Let me state the principle plainly: a republic ought to be suspicious of any arrangement in which the same government that taxes the citizen, writes the laws the citizen must obey, and commands the military that protects him also becomes his principal creditor for the purchase of his own education. Three of those four powers, separately, are awesome enough. The fourth, added to the others, is a concentration I would have regarded with alarm.
I have always held — and my confidence in this principle has not diminished — that public debt should be retired within the lifetime of the generation that incurs it. A debt contracted by the living should not bind them into middle age and beyond; still less should it bind their children. When a young citizen leaves a university carrying obligations that follow him for decades, with repayment terms subject to revision by administrative rule rather than by settled law, he is not fully free. He is a debtor to the state, and that condition has consequences for his independence of mind and of livelihood. (Inference: the specific terms of the new plans are not detailed in the dossier available to me; I draw only on the general shape of federal income-driven repayment as publicly understood.)
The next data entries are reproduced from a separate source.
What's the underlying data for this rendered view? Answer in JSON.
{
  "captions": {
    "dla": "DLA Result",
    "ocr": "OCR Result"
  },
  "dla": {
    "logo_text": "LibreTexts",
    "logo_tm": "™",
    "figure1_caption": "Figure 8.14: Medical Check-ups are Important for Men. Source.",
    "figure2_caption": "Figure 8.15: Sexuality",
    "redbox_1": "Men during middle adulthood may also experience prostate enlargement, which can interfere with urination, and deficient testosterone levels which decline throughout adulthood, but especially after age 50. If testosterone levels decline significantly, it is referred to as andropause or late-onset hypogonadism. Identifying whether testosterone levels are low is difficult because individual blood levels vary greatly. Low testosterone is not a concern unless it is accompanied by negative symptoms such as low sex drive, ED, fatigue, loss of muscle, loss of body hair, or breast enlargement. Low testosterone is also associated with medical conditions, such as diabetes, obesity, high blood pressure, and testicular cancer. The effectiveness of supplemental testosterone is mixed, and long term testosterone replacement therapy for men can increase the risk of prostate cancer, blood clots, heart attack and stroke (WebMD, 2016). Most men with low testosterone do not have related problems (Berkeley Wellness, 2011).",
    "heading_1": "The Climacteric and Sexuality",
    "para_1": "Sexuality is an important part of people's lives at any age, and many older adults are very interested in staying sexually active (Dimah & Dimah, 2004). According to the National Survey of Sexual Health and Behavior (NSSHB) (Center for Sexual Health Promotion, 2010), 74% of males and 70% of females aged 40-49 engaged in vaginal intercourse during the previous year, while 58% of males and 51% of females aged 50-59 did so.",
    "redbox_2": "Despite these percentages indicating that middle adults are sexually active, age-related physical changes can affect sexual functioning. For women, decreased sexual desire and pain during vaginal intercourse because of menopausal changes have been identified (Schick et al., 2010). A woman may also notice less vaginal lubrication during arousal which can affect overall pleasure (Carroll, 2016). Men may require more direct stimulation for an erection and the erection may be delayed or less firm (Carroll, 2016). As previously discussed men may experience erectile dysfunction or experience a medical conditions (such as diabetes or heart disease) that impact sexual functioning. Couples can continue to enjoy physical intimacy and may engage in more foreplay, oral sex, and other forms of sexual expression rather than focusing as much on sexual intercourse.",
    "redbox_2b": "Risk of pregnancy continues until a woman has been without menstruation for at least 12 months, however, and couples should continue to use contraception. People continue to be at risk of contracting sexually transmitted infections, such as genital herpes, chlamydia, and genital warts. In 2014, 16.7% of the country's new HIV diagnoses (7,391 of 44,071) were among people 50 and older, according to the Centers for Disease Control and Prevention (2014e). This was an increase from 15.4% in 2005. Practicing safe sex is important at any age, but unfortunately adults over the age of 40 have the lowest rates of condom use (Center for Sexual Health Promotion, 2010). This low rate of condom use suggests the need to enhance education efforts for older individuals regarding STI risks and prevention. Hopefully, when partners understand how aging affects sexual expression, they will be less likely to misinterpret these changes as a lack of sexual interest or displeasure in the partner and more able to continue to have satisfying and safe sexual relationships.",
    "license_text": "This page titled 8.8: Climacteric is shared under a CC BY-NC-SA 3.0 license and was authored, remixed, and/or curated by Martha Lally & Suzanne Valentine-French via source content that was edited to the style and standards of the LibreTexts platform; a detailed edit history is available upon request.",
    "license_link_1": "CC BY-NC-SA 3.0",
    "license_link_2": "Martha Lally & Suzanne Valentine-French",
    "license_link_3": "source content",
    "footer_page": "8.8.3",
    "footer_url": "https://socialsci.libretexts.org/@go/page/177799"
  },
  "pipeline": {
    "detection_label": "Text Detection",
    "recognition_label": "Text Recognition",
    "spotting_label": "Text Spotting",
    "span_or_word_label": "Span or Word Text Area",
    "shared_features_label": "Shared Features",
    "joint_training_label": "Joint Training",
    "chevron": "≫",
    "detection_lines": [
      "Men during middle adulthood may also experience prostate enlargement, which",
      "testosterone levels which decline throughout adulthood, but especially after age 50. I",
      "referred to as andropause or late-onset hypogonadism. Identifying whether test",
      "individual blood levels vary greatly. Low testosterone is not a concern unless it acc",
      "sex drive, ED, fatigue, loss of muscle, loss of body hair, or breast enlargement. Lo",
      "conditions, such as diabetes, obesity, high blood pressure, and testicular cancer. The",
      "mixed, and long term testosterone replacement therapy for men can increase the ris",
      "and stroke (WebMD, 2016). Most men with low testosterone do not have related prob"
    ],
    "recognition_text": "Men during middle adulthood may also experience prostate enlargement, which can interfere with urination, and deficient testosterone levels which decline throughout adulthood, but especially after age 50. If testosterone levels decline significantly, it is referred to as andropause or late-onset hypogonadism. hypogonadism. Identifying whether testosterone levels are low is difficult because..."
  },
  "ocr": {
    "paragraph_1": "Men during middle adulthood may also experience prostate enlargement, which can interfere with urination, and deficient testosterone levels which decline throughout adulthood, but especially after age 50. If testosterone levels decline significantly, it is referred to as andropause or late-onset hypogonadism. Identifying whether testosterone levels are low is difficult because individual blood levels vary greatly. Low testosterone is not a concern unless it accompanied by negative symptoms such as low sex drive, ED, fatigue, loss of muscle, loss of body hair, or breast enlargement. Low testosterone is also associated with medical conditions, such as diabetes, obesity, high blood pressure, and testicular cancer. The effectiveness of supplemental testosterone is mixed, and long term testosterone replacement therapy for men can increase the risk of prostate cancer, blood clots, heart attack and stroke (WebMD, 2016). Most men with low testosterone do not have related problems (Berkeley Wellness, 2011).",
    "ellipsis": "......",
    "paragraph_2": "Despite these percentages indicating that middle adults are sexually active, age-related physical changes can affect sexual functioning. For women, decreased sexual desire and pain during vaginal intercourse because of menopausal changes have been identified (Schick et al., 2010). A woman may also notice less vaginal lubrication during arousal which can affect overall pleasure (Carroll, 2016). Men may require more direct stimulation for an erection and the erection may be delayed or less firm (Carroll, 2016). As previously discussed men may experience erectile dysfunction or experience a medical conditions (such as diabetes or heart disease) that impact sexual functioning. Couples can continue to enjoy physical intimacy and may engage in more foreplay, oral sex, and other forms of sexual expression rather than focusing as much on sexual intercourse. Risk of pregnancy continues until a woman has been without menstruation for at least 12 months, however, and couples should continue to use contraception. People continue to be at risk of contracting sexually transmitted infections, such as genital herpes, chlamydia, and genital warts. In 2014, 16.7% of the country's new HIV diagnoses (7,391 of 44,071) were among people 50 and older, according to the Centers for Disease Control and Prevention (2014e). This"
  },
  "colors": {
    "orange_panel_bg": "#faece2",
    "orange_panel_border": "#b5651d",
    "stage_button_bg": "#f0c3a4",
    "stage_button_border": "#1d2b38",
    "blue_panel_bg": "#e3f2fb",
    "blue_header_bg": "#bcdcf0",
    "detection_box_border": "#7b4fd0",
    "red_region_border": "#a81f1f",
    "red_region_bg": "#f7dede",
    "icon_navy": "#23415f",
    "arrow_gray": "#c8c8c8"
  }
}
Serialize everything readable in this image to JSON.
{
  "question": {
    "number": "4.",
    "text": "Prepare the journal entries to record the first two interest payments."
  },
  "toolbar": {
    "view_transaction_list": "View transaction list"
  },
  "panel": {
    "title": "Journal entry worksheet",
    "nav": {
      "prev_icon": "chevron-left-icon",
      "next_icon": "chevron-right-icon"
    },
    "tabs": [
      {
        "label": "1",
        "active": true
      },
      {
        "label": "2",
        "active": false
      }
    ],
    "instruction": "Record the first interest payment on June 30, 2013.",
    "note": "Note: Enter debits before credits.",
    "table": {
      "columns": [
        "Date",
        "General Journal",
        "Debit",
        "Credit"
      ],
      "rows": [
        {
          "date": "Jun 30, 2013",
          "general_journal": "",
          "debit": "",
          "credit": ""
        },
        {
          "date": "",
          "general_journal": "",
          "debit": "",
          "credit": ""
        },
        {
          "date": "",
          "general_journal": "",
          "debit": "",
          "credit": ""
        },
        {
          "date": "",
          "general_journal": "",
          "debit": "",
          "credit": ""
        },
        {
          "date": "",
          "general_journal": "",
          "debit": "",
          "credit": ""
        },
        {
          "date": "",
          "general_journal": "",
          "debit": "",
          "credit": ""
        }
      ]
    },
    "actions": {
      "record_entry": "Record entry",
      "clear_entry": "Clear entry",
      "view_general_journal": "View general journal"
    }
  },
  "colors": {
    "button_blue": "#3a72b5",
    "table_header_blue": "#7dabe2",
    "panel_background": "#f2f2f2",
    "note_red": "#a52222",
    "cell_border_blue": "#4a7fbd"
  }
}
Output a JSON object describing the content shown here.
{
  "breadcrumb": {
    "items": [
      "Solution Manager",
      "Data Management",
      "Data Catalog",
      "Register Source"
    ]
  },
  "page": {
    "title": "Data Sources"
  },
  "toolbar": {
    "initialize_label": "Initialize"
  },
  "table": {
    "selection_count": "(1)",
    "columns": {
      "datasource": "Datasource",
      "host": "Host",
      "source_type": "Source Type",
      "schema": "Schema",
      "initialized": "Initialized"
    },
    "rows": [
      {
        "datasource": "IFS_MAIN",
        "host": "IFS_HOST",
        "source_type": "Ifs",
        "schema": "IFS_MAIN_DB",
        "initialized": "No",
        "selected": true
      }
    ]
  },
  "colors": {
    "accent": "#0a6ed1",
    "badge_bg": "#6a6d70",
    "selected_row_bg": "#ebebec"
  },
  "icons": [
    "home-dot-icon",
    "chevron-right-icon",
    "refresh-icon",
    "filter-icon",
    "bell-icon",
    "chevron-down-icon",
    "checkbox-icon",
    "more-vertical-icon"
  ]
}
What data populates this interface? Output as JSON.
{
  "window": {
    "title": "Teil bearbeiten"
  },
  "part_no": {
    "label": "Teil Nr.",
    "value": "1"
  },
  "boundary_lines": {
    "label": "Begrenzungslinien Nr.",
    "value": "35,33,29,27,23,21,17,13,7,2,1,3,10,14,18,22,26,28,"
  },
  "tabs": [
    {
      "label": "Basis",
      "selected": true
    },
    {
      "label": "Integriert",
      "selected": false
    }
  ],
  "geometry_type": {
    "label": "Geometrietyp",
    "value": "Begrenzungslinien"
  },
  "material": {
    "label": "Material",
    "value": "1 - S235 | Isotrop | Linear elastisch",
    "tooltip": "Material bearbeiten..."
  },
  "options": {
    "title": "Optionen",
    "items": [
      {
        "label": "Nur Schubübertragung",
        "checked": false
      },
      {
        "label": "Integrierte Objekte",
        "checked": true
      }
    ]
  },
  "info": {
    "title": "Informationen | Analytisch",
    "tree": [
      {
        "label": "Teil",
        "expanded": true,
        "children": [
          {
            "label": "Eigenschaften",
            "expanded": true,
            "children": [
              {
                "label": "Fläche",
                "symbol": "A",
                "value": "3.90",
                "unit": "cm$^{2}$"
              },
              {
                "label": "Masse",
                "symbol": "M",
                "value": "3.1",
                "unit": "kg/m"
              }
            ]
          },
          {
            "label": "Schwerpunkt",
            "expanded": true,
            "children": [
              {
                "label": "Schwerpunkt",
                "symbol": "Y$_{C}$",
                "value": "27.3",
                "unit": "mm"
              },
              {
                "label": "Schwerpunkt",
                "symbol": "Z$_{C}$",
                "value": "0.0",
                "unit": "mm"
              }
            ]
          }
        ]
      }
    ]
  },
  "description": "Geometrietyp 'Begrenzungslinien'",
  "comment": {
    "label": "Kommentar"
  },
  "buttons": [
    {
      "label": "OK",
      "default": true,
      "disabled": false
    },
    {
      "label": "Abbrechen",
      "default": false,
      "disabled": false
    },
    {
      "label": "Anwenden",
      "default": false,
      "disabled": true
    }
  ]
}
I honor, without reservation, the labor of the mind. Education is to a republic what the sun is to a field — without it, nothing nourishing grows. I founded a university on that conviction. But I founded it with the express intention that learning should liberate the citizen, not indenture him. If the mechanism by which the republic distributes education also creates a permanent class of debtors dependent upon executive goodwill for the terms of their relief, then the mechanism has turned against its own stated purpose.
The NPR headline tells us that a popular and generous plan ends while two new plans begin. I do not know whether the new plans are more or less burdensome — that detail is beyond what the dossier provides, and I will not speculate as fact. What I will say is this: when repayment plans appear and disappear by administrative decision, when loan limits rise and fall without apparent anchor in a considered legislative policy, the borrowing citizen is left without the one thing a republican government owes him above all others — stability of expectation. He cannot plan his farm, his household, or his career if the terms of his obligation are subject to revision at each change of administration.
The remedy I would press upon the Congress is the same remedy I would have pressed in any age: legislate the terms clearly, fund the commitment honestly, and do not place the repayment of one generation's education upon the general credit of all. If the republic wishes to subsidize learning — and I think it should — let it do so openly, through the budget, so that every citizen may see the cost and hold his representatives to account for it. Debt hidden in loan programs and administrative rules is the kind of debt that grows unobserved until it cannot be paid. I learned that lesson, to my great personal sorrow, and I would spare the Republic the same fate.